Ojiro Aran, 22 ans et étudiant à l'université, était un bon garçon. Ami avec tout le monde, jouissant d'une certaine popularité parmi ses paires et même auprès des professeurs, il n'avait pour ainsi dire aucun vrai problème d'ordre social. Il n'avait jamais trouvé compliqué de parler aux autres ou de s'intégrer, alors même qu'il tranchait clairement parmi les jeunes japonais de son âge : il était grand, plus épais que la moyenne et il y avait aussi sa couleur de peau qui faisait qu'on le remarquait facilement. Aran avait cependant toujours assez bien réussis à se mêler aux autres et à se faire apprécier. Et étant un grand sportif, il avait également pas mal de succès auprès de la gent féminine. Seulement...

Aran s'étira en grognant, et les lanières de son sac à dos glissèrent sur ses épaules dénudés par le débardeur que la chaleur l'avait forcé à porter. Il n'avait pas pensé à cet aspect de sa vie comme un problème jusqu'à récemment mais... Sa vie romantique était en fait inexistante. Il faut dire que ce n'était vraiment pas quelque chose qui l'intéressait plus que ça, et il ne courait pas vraiment après l'amour non plus. Disons que pour lui, c'était loin d'être nécessaire. Mais au fond... L'idée l'intriguait quand même un peu. Et plus le temps passait, plus on le confrontait à son célibat, ce qui lui faisait l'effet assez désagréable d'une douche froide.

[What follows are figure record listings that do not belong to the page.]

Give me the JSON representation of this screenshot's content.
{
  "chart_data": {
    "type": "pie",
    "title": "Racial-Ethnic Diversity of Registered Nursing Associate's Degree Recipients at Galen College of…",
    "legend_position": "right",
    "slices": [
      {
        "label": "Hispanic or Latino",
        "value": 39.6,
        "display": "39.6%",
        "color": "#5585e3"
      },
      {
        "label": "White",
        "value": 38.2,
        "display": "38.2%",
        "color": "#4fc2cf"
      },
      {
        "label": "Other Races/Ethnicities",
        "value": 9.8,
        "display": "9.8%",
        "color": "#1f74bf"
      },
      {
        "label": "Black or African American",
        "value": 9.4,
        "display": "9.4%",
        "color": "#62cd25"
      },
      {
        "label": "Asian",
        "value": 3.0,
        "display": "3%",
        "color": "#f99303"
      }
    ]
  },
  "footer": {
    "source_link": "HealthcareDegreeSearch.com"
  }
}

Il y avait eu sa famille, en premier. Toujours à le taquiner, à le titiller et à le harceler de questions pour savoir quand allait se terminer sa longue vie de célibataire. Il se mordilla la lèvre et se laissa tomber sur un des bancs du temple, décidant finalement qu'il pouvait bien attendre un peu avant de rentrer chez lui. Cette partie était déjà assez dure à gérer, mais ce n'était pas grand-chose comparé à ses camarades de l'université. Franchement, il commençait à en avoir un peu marre et ses ennuis avaient commencés à la suite d'une stupide maladresse.









-... Des conseils en amour ?

Il regarda l'expression suppliante de son ami Akagi d'un air perplexe. Ils étaient en plein milieu de la cafétéria et s'apprêtaient à prendre leur déjeuner quand il l'avait surpris avec cette question.

- Ben oui, gémit Akagi en abattant son plateau sur une table le plus fort possible, histoire de bien se faire remarquer par les autres élèves. Tu es, comme, expert sur le sujet pas vrai ? Il y a toujours plein de filles qui viennent te voir à l'entraînement !

Aran soupira, posa son plateau et son sac près de ceux d'Akagi et se redressa en croisant les bras, assez mal à l'aise.

- C'est-à-dire que... Je ne suis jamais sortis avec personne donc-

- QUOI ???? T'ES JAMAIS SORTIS AVEC PERSONNE ????

« Vas-y crie plus fort... » pensa Aran avec exaspération en voyant des yeux ronds se tourner vers lui.

- Tu as bien compris, alors demande à quelqu'un d'autre, trancha-t-il en s'asseyant le plus naturellement possible à sa place, essayant d'ignorer qu'il était devenu l'objet principal de l'attention.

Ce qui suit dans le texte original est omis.